Nouvelle grève des transporteurs au Maroc
Les transporteurs affiliés à l’UMT observent une grève de 48 heures à partir de ce lundi 4 mars. Le gouvernement, lui, se dit "satisfait" de l’avancement du dialogue.
Malgré les discussions "en cours" avec le ministère de tutelle, les transporteurs ne renoncent pas. Les professionnels de la catégorie des véhicules de moins de 19 tonnes, affiliés à l'UMT, annoncent une grève de 48 heures. Le tonnage est remis en cause.
Si le problème de tonnage a été réglé pour les poids lourds, ce n’est pas le cas des petits transporteurs de moins de 19 tonnes, "dont les véhicules ne peuvent supporter la surcharge. Il s'agit d'une problématique technique qui nécessite un renouvellement du parc", nous explique une source de la Fédération des transports à la CGEM estimant qu'une réglementation de l’accès à la profession s'impose.
Suite à la dernière grève du secteur (octobre-novembre 2018), les professionnels du transport et le ministère avaient conclu un accord consistant, entre autres, à tolérer un tonnage supérieur à 30% maximum par rapport à la réglementation, en attendant la révision des limites de tonnage.
"L'augmentation de la charge sans contrôles techniques, réglementaires et juridiques n'est pas une solution aux problèmes rencontrés par cette catégorie, comme le pensent certains professionnels, en plus du risque qu’elle représente pour la sécurité des usagers de la route", explique le ministère de l'Equipement.
"Considérant l’importance de la charge pour la catégorie des transporteurs qui exploitent des véhicules de moins de 19 tonnes, le ministère s'est engagé à activer les précédentes circulaires émises en 2003, 2007 et 2010, permettant à un certain nombre de transporteurs de bénéficier de l’augmentation de la charge de leurs camions, et à la généraliser pour ceux qui n’en avaient pas bénéficié, dans le cadre des contrôles réglementaires et techniques et tenant compte de la sécurité des usagers de la route", souligne le ministère dans un communiqué diffusé ce lundi.
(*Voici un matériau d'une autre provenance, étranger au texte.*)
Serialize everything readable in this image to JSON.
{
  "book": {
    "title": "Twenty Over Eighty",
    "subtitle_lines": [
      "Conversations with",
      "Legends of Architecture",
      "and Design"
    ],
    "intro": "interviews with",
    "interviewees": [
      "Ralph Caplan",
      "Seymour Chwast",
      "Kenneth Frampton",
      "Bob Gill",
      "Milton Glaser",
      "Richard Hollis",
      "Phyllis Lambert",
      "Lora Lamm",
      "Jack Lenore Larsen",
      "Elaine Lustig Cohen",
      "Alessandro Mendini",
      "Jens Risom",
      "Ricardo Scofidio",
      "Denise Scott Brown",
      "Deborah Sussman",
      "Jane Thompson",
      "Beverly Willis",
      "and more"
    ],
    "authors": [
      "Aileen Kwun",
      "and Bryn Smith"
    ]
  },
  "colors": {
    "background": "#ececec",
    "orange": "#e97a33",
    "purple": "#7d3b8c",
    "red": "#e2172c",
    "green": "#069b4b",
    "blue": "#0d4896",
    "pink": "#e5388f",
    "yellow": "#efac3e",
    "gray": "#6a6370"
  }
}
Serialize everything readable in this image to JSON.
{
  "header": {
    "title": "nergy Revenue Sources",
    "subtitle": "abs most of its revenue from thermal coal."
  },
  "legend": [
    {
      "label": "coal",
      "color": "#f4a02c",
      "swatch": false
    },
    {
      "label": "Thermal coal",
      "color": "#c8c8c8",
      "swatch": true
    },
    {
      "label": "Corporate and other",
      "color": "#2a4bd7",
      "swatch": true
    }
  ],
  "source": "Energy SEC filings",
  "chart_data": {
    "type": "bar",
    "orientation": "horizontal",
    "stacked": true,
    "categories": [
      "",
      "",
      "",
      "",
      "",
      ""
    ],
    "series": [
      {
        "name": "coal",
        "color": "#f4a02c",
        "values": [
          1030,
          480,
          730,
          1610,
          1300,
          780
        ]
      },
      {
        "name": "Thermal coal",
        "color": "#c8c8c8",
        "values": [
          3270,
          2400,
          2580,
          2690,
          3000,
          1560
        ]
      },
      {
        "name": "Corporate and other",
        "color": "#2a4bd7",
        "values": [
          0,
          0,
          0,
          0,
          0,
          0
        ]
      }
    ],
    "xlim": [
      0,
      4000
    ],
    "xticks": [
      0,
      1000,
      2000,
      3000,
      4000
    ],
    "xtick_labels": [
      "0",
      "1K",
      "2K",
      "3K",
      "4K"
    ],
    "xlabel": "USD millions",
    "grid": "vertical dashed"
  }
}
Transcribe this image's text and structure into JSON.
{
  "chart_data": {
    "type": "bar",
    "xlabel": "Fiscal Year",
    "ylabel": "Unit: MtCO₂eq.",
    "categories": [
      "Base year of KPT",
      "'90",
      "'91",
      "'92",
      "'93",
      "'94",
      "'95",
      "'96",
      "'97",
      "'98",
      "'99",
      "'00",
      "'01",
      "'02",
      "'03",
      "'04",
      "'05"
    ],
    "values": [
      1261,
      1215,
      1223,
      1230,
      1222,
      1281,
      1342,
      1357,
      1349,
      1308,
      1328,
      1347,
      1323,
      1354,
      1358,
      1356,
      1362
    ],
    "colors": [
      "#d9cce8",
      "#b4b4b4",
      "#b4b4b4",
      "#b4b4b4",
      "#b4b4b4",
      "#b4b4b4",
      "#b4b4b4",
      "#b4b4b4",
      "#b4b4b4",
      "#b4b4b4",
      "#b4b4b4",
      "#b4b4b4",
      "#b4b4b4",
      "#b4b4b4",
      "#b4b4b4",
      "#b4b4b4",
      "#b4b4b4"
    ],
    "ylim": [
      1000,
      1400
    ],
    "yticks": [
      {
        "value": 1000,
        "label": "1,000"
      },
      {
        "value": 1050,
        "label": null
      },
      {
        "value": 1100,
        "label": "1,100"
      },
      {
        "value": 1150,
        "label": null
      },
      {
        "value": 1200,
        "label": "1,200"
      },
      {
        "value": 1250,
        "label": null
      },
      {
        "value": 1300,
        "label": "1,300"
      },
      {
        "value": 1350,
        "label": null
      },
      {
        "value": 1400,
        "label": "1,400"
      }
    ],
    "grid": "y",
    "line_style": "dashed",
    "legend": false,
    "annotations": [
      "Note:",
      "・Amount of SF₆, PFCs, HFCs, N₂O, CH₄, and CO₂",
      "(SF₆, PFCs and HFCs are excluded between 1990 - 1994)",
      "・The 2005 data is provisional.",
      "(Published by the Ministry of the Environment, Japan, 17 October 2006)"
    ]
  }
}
Deux réunions ont été tenues, les 14 février et 1er mars, entre le ministère de l’Equipement et les représentants de la catégorie des véhicules de moins de 19 tonnes. Le procès-verbal de la réunion n'a pas pu être signé.
Le ministère réaffirme la poursuite du dialogue et souligne "l'importance de ses propositions pour résoudre le problématique de la charge par la mise en œuvre des circulaires susmentionnées et s'étonne des appels à la grève lancée par certains professionnels".
D’autres réunions sont programmées par le ministère avec les représentants de chaque catégorie des professionnels du transport routier de marchandises, "afin d’approfondir les discussions".
Le tonnage, la carte professionnelle, la procédure de renouvellement du parc, le régime fiscal du secteur du transport ainsi que le contrat- programme seront au menu.
La fin de l'année écoulée a été marquée par une longue grève dans le secteur. Les professionnels dénonçaient la hausse des prix des carburants, et demandaient le relèvement du seuil de tonnage. Cette grève a impacté plusieurs autres secteurs et a eu pour conséquence une hausse des prix de certains produits de grande consommation.
Le secteur de transport de poids légers compte actuellement 40.000 unités. Le pays se dirige-t-il vers une nouvelle crise issue de cette grève?